Ivana Bašić (b. 1986 in Belgrade, Serbia) has been creating works that address vulnerability and transformation of the body and human matter. Her sculptures, which consist of wax, glass, steel, alabaster, oil paint, and immaterial matter such as breath and pressure, prompt the viewers to radically reimagine posthuman ontology.


In Breath seeps through her tightly closed mouth | Position II: Swelling #2 (2019), Bašić cleverly employs the malleable attribute of blown glass to create a black, translucent, condensed, slime-like non-being that is awaiting rebirth; the work mirrors the artist’s postmodern identity and reveals the infinite plasticity of her selfhood.


Another powerful sculpture named as I too had thousands of blinking cilia, while my belly, new and made for the ground was being reborn | Position III (#3) (2020). The chrysalis-inspired work consists of a white body made of wax adorned with black oil paint and a gleaming bronze metal armour, representing the protection against the fragility of the ongoing metamorphosis beneath the cocoon. Two black glass drops ooze out from an opening in its back, depicting breath they indicate the vitality of the in-between-state being. This work considers the chrysalis as an event of potential liberation for human subjects from any identity politics and human ontologies.

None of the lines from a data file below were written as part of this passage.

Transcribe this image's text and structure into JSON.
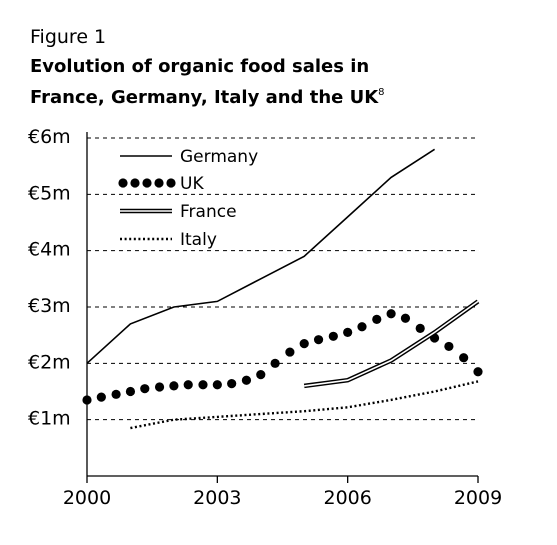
{
  "figure_label": "Figure 1",
  "title": "Evolution of organic food sales in France, Germany, Italy and the UK",
  "title_footnote": "8",
  "chart_data": {
    "type": "line",
    "title": "Evolution of organic food sales in France, Germany, Italy and the UK",
    "xlabel": "",
    "ylabel": "",
    "xlim": [
      2000,
      2009
    ],
    "ylim": [
      0,
      6
    ],
    "x_ticks": [
      2000,
      2003,
      2006,
      2009
    ],
    "x_tick_labels": [
      "2000",
      "2003",
      "2006",
      "2009"
    ],
    "y_ticks": [
      1,
      2,
      3,
      4,
      5,
      6
    ],
    "y_tick_labels": [
      "€1m",
      "€2m",
      "€3m",
      "€4m",
      "€5m",
      "€6m"
    ],
    "grid": "horizontal-dashed",
    "legend_position": "top-left",
    "series": [
      {
        "name": "Germany",
        "style": "solid",
        "x": [
          2000,
          2001,
          2002,
          2003,
          2004,
          2005,
          2006,
          2007,
          2008
        ],
        "values": [
          2.0,
          2.7,
          3.0,
          3.1,
          3.5,
          3.9,
          4.6,
          5.3,
          5.8
        ]
      },
      {
        "name": "UK",
        "style": "dots",
        "x": [
          2000,
          2000.33,
          2000.67,
          2001,
          2001.33,
          2001.67,
          2002,
          2002.33,
          2002.67,
          2003,
          2003.33,
          2003.67,
          2004,
          2004.33,
          2004.67,
          2005,
          2005.33,
          2005.67,
          2006,
          2006.33,
          2006.67,
          2007,
          2007.33,
          2007.67,
          2008,
          2008.33,
          2008.67,
          2009
        ],
        "values": [
          1.35,
          1.4,
          1.45,
          1.5,
          1.55,
          1.58,
          1.6,
          1.62,
          1.62,
          1.62,
          1.64,
          1.7,
          1.8,
          2.0,
          2.2,
          2.35,
          2.42,
          2.48,
          2.55,
          2.65,
          2.78,
          2.88,
          2.8,
          2.62,
          2.45,
          2.3,
          2.1,
          1.85
        ]
      },
      {
        "name": "France",
        "style": "double",
        "x": [
          2005,
          2006,
          2007,
          2008,
          2009
        ],
        "values": [
          1.6,
          1.7,
          2.05,
          2.55,
          3.1
        ]
      },
      {
        "name": "Italy",
        "style": "dotted",
        "x": [
          2001,
          2002,
          2003,
          2004,
          2005,
          2006,
          2007,
          2008,
          2009
        ],
        "values": [
          0.85,
          1.0,
          1.05,
          1.1,
          1.15,
          1.22,
          1.35,
          1.5,
          1.68
        ]
      }
    ],
    "colors": {
      "line": "#000000",
      "grid": "#000000"
    }
  }
}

Historically the human has been sustaining a symbolic structure instilled with sexist, racist, classist, homophobic, ethnocentric, and anthropocentric presumptions. When fights against all sorts of -isms towards the external do not seem to work, the artist decides to take on a flight towards the internal. Bašić adopts the process of insectile metamorphosis and endeavours to truly transform the body through implosion, to a point where discussion on humanity becomes impossible since she has already created its ontology to bring the existing one to an end.